Estimating soil carbon sequestration potential with mid-IR spectroscopy and explainable machine learning
Abstract. Soil carbon sequestration refers to the process of capturing atmospheric carbon through plant photosynthesis and storing it in soil as organic carbon. The primary mechanism for carbon sequestration is via organic carbon molecules adsorbing onto mineral surfaces of the soil's fine fraction (clay + silt ≤ 20 μm), forming mineral-associated organic carbon (MAOC). Soil has a finite capacity to stabilise and sequester organic carbon, known as carbon saturation capacity, which depends on the proportion of reactive minerals in the soil. The difference between the current MAOC content and the carbon saturation capacity is referred to as the organic carbon saturation deficit (Cdef) or sequestration potential. Fourier-transformed (FTIR) mid-infrared (mid-IR) spectroscopy can simultaneously measure soil properties relevant to carbon stabilisation, organic carbon functional groups, clay and iron-oxide mineralogy and particle size. Therefore, we hypothesise that mid-IR spectroscopy can effectively and accurately estimate Cdef. Thus, we aim to (i) develop spectroscopic models to estimate the MAOC and Cdef of 482 Australian topsoil samples, (ii) model MAOC and Cdef using mid-IR spectra and an interpretable machine learning, and (ii) interpret the MAOC and Cdef models using the explainable artificial intelligence (AI) algorithm SHapley Additive exPlanations (SHAP). Using frontier line analysis, we fitted a function to the upper envelope of the MAOC vs clay + silt relationship to derive Cdef. We recorded mid-IR spectra of the samples and used the regression trees method CUBIST to model MAOC content and Cdef. We interpreted these models by examining the regression trees and using SHAP. The models were unbiased and estimated MAOC content with R2 of 0.86 and RMSE of 2.77 (g/kg soil), and Cdef with R2 of 0.89 and RMSE of 3.72 (g/kg soil). Model interpretation revealed Cdef estimates relied on negative interactions with absorptions from organic matter functional groups and positive interactions with absorptions from clay minerals. Our results show that mid-IR spectra can effectively estimate MAOC and soil Cdef, offering a rapid and cost-effective method for assessing and monitoring this critical soil function.

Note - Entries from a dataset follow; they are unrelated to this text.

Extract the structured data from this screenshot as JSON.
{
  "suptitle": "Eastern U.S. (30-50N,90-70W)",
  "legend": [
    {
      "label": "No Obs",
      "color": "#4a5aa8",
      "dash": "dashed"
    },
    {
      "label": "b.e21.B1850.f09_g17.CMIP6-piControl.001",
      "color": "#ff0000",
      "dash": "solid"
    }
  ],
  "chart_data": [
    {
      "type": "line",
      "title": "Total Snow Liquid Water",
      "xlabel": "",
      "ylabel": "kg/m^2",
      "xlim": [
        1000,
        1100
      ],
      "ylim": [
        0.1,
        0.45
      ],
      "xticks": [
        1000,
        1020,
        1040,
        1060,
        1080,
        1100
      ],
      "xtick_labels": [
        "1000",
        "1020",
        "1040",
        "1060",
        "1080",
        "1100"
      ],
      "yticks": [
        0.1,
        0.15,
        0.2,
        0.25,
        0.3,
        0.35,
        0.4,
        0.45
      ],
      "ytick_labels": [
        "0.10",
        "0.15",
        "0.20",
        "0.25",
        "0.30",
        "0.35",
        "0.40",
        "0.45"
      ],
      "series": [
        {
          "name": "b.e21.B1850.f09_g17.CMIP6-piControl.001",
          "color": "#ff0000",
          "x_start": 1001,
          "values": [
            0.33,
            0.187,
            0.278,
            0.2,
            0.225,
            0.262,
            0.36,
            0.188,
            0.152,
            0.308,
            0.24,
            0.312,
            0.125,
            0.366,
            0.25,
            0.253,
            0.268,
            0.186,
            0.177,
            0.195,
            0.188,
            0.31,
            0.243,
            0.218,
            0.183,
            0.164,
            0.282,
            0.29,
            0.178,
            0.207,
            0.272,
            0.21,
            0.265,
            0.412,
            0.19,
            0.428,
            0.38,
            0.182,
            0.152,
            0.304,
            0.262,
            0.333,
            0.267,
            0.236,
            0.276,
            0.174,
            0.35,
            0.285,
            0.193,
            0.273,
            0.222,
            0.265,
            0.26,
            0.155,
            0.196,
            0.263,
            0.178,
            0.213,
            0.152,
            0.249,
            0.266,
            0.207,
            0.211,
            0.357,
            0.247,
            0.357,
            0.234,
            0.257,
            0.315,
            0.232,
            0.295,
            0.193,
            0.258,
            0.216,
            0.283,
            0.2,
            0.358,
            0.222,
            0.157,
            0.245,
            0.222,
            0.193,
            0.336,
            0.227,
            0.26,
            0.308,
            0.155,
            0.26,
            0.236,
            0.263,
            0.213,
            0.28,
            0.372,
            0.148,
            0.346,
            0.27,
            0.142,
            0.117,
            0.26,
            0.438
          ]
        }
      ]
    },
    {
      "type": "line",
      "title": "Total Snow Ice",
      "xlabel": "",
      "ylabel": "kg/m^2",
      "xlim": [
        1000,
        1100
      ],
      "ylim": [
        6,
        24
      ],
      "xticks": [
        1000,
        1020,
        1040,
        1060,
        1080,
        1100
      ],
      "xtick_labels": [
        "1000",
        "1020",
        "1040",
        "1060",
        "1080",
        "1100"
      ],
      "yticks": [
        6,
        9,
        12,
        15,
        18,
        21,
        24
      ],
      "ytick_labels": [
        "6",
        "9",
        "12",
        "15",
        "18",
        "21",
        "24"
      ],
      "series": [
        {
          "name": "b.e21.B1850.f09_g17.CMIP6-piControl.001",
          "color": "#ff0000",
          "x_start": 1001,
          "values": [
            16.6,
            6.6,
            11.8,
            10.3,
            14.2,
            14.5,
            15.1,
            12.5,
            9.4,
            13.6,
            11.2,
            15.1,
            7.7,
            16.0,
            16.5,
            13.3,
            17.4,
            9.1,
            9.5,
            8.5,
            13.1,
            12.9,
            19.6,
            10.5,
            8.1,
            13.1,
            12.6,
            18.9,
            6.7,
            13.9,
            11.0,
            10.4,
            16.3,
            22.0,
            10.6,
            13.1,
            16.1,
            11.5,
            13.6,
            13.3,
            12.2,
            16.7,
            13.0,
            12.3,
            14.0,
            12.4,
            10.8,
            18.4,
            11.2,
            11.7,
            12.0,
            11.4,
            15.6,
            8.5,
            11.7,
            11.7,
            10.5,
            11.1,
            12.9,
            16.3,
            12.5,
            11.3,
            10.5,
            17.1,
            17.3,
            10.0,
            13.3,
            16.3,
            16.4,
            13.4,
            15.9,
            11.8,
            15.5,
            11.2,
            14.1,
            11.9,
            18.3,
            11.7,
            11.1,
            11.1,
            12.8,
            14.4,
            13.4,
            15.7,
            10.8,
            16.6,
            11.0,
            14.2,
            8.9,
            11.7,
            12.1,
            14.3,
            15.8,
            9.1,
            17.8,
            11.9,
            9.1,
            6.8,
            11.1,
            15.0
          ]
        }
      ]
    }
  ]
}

Competing interests: At least one of the (co-)authors is a member of the editorial board of SOIL.
Publisher's note: Copernicus Publications remains neutral with regard to jurisdictional claims made in the text, published maps, institutional affiliations, or any other geographical representation in this paper. While Copernicus Publications makes every effort to include appropriate place names, the final responsibility lies with the authors. Views expressed in the text are those of the authors and do not necessarily reflect the views of the publisher.
General comments:
Based on national scale soil samplings, this manuscript proved the potential of implementing mid-IR spectra and machine-learning for MAOC and C deficit prediction. The results show that the CUBIST models for both MAOC and C deficit prediction have good performance, advocating their future application. They also make these models interpretable by matching absorption features of the mid-IR spectra and coefficients in models among different modeling rules. Nevertheless, several issues raised during my review which I think should be addressed before publication.
Minor comments:
Line 41: Instead of fitting 90th quantile regression, Georgiou et al used 95th quantile regression. Please check.
Line 116: Did this back-transformation be performed during uncertainty analysis? Since the authors used logarithm when fitting the frontier line, the upper and lower uncertainty intervals would be different between that undergone first calculating intervals then back-transformation, and that undergone first back-transformation then calculating intervals. Please clarify.
Line 124: What specific are the offset corrections? SNV transformation is well-known in spectroscopic area, while offset correction tend to be a series of mathematical operation on the spectra. Please clarify or at least provide reference.
Line 174-176: The result is not intuitive. It is hard to tell whether samples in Rule 3 have higher absorption in the 2946–2850 cm−1 region than that of Rule 4, given the scale of the y-axis in the two plots are not consistent. Could the authors please make this comparison more intuitive, thus better supporting the statement?
Line 255: The authors mentioned they have propagated the uncertainties from the frontier lines fits and the CUBIST models to our final predictions. Do the uncertainties of the frontier line fits have anything to do with the uncertainty of C deficit CUBIST model? Because the latter is demonstrated with parameters like RMSE only for C deficit model not its upper or lower 95% confidence intervals CUBIST models. There is a mismatch between the grey areas in Figure 5 and statistical parameters of the C deficit CUBIST model, indicating there is no propagation of the intervals to the final C deficit prediction. Please clarify.